I get Terrelle Pryor questions. I get them from Eagles fans and Redskins fans, mainly, though one Cowboys fan who's down on Tony Romo (still don't get that, by the way) did ask recently. I don't hear Pryor from Giants fans, and I'm not sure why but I hope it's because Giants fans realize their team is set at both quarterback and receiver and therefore have no use for a project like Pryor, talented though he may be.
In fact, of all the teams in the NFC East, the only one I think should even think about taking a shot on Pryor with a late-round supplemental draft pick is the one that has major questions, present and future, at both the quarterback and the wide receiver position: The Washington Redskins.
This occurred to me while reading this excellent K.C. Joyner analysis of Pryor's NFL prospects. Joyner says that a critical factor in trying to gauge risk vs. reward when evaluating college players is tracking improvement in big-game performance throughout their college careers. Cam Newton, he says, showed this, playing his best in the biggest games this past fall and winter for Auburn. Pryor, he says, showed quite the opposite, coming up small in big games against tough competition. Pryor's passer rating in games against Top 30 teams in 2009 was 125.75. In 2010, it dropped to 114.25. Against non-top-30 teams it was 138.61 in 2009 and 189.67. As Joyner writes:
To add more perspective to this decline, consider that in 2009-10, Pryor had 14 games against teams that ended the season with a winning record.
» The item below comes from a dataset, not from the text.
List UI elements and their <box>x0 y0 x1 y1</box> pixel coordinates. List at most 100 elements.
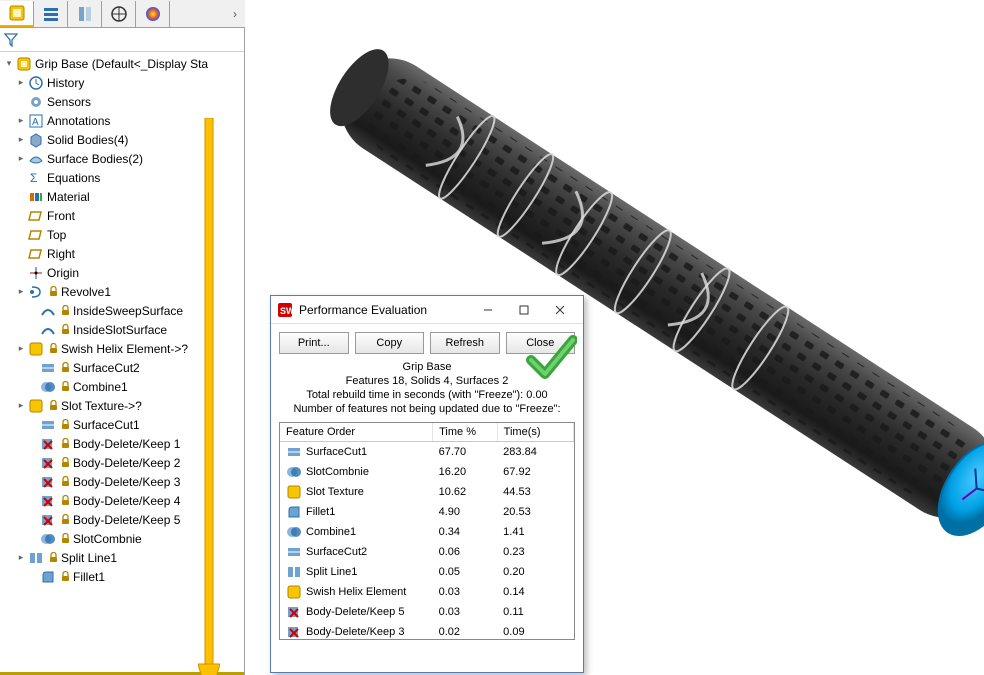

He reached or topped his freshman 8.3 YPA average in only four of those games.
What's even worse about these totals is the fact this wasn't an unknown factor for Pryor last season. He was taken to task for his subpar showings in big games the week before the Wisconsin game, yet still went out and posted an 89.66 passer rating, a total that was easily the lowest of his season and the second-lowest of his career.
Having an exceptionally poor stat line in what may have been the most important game on the Buckeyes' 2010 schedule pretty much ended Pryor's Heisman Trophy candidacy, and called into question his ability to step up during crunch time.
When it is combined with the entirety of his mediocre big-game performances over the past two years, it shows why his best route to landing on an NFL roster may be via changing to the wide receiver position.
The point, then, is that Pryor is going to be a project no matter what position he ends up playing in the NFL. If you love his physical ability and think you can coach a quarterback out of him, maybe he's worth a late-round flyer. If you love his physical ability and think you can coach a wide receiver out of him, same deal. But each of those "if"s comes with significant risk if your roster only provides Pryor that one avenue.
If, however, you're a team that has openings, short- and long-term, at both quarterback and receiver -- and if you love Pryor's physical ability and think you can coach something out of him -- then that risk might be a little more worthwhile. Which is why, of the four teams in this division, the only one that should look Pryor's way is the Redskins.